João Caraça*
“Tudo o que é fácil, ou óbvio, já está feito. Fazer de novo comporta esforço, exige coragem e implica um conhecimento preciso das circunstâncias.”
"Os génios tém sempre algo que os distingue do comum dos mortais. Mozart, por exemplo, nunca teve um verdadeiro lar. Nem em Salzburgo, onde nasceu, nem em Viena, onde morreu. A sua curta mas intensa passagem por este mundo foi como que uma luta travada entre corpo e alma, entre ser e devir, entre estabilidade e subversão. A grandeza do seu talento musical escapa a qualquer definição de fácil efeito, mas encontra-se certamente relacionada com a observação sobre as capacidades próprias que transmite a seu pai, Leopold, aos 22 anos de idade (em 1778): “Como sabe, eu posso adoptar ou imitar qualquer modo ou estilo de composição”.
Esta é, como sabemos, a característica mais marcante de todos os criadores e de todos os inovadores – ser capaz de interiorizar e assimilar correntes e ventos desencontrados e, a partir dessa base, gerar novos procedimentos e práticas que são, por sua vez, adoptados por outros. Esta capacidade articula-se com a propensão para arriscar e subverter a ordem existente, esperando-se, eventualmente, um benefício próprio num horizonte mais ou menos distante.

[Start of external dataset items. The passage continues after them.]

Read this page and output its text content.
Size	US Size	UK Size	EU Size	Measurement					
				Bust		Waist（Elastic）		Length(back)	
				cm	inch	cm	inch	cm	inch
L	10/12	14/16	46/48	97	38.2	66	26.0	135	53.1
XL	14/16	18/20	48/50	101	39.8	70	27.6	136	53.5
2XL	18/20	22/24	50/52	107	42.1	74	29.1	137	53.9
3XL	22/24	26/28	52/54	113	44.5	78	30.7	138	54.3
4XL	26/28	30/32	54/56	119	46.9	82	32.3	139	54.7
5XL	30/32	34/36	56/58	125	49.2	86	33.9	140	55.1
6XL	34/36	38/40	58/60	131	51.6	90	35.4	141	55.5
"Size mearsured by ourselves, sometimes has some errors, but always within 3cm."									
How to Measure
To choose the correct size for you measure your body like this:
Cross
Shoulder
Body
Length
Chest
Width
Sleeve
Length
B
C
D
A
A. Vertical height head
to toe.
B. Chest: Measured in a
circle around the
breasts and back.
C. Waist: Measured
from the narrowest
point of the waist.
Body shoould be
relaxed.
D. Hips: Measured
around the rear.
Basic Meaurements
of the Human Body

Realmente, tudo o que é fácil, ou óbvio, já está feito, já foi inventado no passado. Fazer de novo, de modo sustentável, comporta esforço, exige coragem. E, sobretudo hoje, implica conhecimento preciso das circunstâncias, isto é, daquilo que os outros pensam e preferem. Das suas visões e aspirações. Assim como se acabaram as torres de marfim para os acadêmicos, também já não existem mercados resguardados, quais tesouros escondidos no fundo da gruta dos quarenta ladrões.
Com será o futuro? Não o sabemos. Mas a nossa ignorância não reside no futuro, que não existe ainda, mas sim no presente. Isto é, a incerteza que nos pertuba é a que existe hoje, entre nós, entre os outros, entre nós e os outros. É esta incerteza que temos de combater, se quisermos ter melhores perspectivas para os tempos que virão.
Só que na política não existem génios. Apenas as circunstâncias. Porque a acção política reside na participação e na verificação, pelas instituições, das condições e dinâmica da sociedade civil. As grandes figuras políticas – de Alexandre a César e a Carlos Magno, de Filipe II a Richelieu e a Napoleão, de Lenine a Churchill e a De Gaulle – sempre ambicionaram o poder para o conservar: a sua obsessão é mantê-lo, suprimindo a subversão. Por isso, todos acabam por sucumbir no meio das tempestades que os atormentam.
Como fazer então? Como surge a ordem no meio da instabilidade que nos rodeio? A incerteza é bem o reverso da medalha da comunicação em rede, da não-linearidade, da complexidade, das interacções contínuas que estruturam o nosso quotidiano. Tecnologia, sistema social, organização econômica, alterações do ambiente são diferentes máscaras da mesma realidade que nos envolve. É preciso arriscar, introduzindo novas regras no comportamento colectivo, bem como novas instituições cuja dinâmica as reforce. Só assim emergem as novas circunstâncias que potenciam as boas escolhas políticas com vista ao futuro."
*João Caraça: Director do Serviço de Ciência da Fundação Calouste Gulbenkian; Instituto Superior de Economia e Gestão da Universidade Técnica de Lisboa. Membro do European Institute of Innovation and Technology.